Pour certains mouvements non gouvernementaux comme le Tax Justice Network, une petite révolution s’est produite le 23 novembre 2022. En effet, lors de sa 25e séance plénière, la Deuxième Commission de l’Assemblée générale des Nations Unies – chargée des questions économiques et financières – a approuvé par consensus le projet de résolution déposé par le groupe Afrique intitulé « Promotion d’une coopération fiscale internationale inclusive et efficace aux Nations Unies ». Selon ce document, la Commission « estime qu’il importe de renforcer sans tarder la coopération internationale en matière fiscale pour la rendre pleinement inclusive et plus efficace », et « décide d’entamer des discussions intergouvernementales au siège de l’Organisation des Nations Unies à New York sur les moyens de rendre la coopération internationale en matière fiscale plus inclusive et plus efficace… »
En d’autres termes, si ce texte était adopté par l’Assemblée générale des Nations Unies, l’Organisation de coopération et de développement économiques (OCDE) ne serait plus le principal organisme de réglementation de la fiscalité mondiale. Plusieurs délégations ont regretté que ce projet onusien fasse doublon avec les initiatives de l’OCDE, et notamment avec l’accord du 8 octobre 2021. Pour mémoire, cet accord vise à réformer le système de taxation des entreprises multinationales. Il repose sur deux piliers : la taxation unitaire d’une partie des profits d’une centaine d’entreprises multinationales (pilier 1) et l’instauration d’un taux minimum d’imposition des multinationales (pilier 2). Mais de nombreux détails n’ont pas été réglés lors de sa signature, et des négociations sont toujours en cours sur certains aspects.
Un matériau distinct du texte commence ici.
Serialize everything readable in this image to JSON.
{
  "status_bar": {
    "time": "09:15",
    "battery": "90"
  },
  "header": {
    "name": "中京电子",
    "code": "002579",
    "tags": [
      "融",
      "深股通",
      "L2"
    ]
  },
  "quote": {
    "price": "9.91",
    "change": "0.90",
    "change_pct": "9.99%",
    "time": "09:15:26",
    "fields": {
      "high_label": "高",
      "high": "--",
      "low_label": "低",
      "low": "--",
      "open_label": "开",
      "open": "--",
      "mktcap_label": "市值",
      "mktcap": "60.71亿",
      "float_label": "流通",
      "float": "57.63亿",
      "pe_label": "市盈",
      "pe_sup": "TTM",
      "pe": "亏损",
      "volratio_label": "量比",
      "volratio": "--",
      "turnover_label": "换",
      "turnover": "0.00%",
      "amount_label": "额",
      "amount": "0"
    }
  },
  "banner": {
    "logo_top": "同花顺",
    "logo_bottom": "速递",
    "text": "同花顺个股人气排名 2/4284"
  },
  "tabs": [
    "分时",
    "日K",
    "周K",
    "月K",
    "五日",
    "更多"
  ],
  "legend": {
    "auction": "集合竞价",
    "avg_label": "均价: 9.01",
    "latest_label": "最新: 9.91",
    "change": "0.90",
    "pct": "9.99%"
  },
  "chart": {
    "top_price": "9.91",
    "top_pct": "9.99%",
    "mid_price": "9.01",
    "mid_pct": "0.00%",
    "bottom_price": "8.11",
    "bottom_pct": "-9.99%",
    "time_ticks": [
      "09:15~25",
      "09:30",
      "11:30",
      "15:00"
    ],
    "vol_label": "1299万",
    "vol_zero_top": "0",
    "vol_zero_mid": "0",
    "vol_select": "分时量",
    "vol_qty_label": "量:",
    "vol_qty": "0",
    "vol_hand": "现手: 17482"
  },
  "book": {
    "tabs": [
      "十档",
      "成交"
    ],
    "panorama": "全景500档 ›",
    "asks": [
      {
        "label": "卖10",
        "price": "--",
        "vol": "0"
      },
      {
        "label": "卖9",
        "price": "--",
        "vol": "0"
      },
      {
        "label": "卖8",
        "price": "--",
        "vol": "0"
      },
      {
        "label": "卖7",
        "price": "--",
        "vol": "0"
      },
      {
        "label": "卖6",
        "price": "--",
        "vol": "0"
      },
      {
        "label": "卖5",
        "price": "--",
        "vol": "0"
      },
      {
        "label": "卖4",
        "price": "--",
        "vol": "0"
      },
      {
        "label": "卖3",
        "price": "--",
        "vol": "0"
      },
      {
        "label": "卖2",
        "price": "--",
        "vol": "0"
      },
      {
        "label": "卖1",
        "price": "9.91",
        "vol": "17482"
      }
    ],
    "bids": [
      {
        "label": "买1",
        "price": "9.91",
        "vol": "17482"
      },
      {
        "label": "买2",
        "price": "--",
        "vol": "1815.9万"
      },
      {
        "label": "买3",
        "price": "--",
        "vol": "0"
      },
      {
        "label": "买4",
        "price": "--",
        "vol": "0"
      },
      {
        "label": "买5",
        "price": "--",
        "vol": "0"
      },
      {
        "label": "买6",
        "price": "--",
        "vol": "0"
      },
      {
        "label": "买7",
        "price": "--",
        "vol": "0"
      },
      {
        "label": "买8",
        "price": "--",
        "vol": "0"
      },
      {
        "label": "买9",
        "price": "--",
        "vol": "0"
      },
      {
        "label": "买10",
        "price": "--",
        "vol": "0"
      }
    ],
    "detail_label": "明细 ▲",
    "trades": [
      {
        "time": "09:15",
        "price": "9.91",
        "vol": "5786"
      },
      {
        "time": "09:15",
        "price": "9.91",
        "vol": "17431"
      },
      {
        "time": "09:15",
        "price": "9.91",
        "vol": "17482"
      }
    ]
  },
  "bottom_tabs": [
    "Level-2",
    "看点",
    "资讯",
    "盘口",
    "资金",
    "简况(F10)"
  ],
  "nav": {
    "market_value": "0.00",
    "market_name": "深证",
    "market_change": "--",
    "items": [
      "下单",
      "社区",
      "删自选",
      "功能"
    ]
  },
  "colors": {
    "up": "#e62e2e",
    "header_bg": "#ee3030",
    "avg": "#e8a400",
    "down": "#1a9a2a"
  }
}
Très tôt, les organisations de solidarité internationale ont déploré que cet accord conclu sous l’égide de l’OCDE ne prenne pas en compte les intérêts des pays du Sud. Dans une étude d’octobre 2022, le South Centre, situé à Genève, a souligné que « les pays en développement [tiraient] peu ou pas de bénéfices du deuxième pilier ». Il précise notamment que les moyens mis à disposition des administrations fiscales de ces pays sont insuffisants pour que celles-ci puissent convenablement remplir leur mission, et que peu de sièges d’entreprises multinationales sont domiciliés dans les pays en développement. De plus, l’accord permet aux pays sources d’imposer en premier les bénéfices. De son côté, la déclaration finale du 6e dialogue de haut niveau sur la politique fiscale de l’African Tax Administration Forum (ATAF), qui s’est déroulé les 3 et 4 août 2022, souligne « la faiblesse du taux minimum de l’impôt sur les sociétés (15 %), recommandé dans le cadre du débat mondial sur l’amélioration du recouvrement des impôts mené par l’OCDE… » Elle ajoute qu’il « est souhaitable que les pays africains recherchent un taux d’imposition minimum plus élevé, d’au moins 25 % ».
Il aura finalement fallu attendre près de deux décennies avant que les demandes des pays en développement de créer un organe fiscal intergouvernemental dans l’enceinte des Nations Unies soient soutenues par les pays économiquement riches.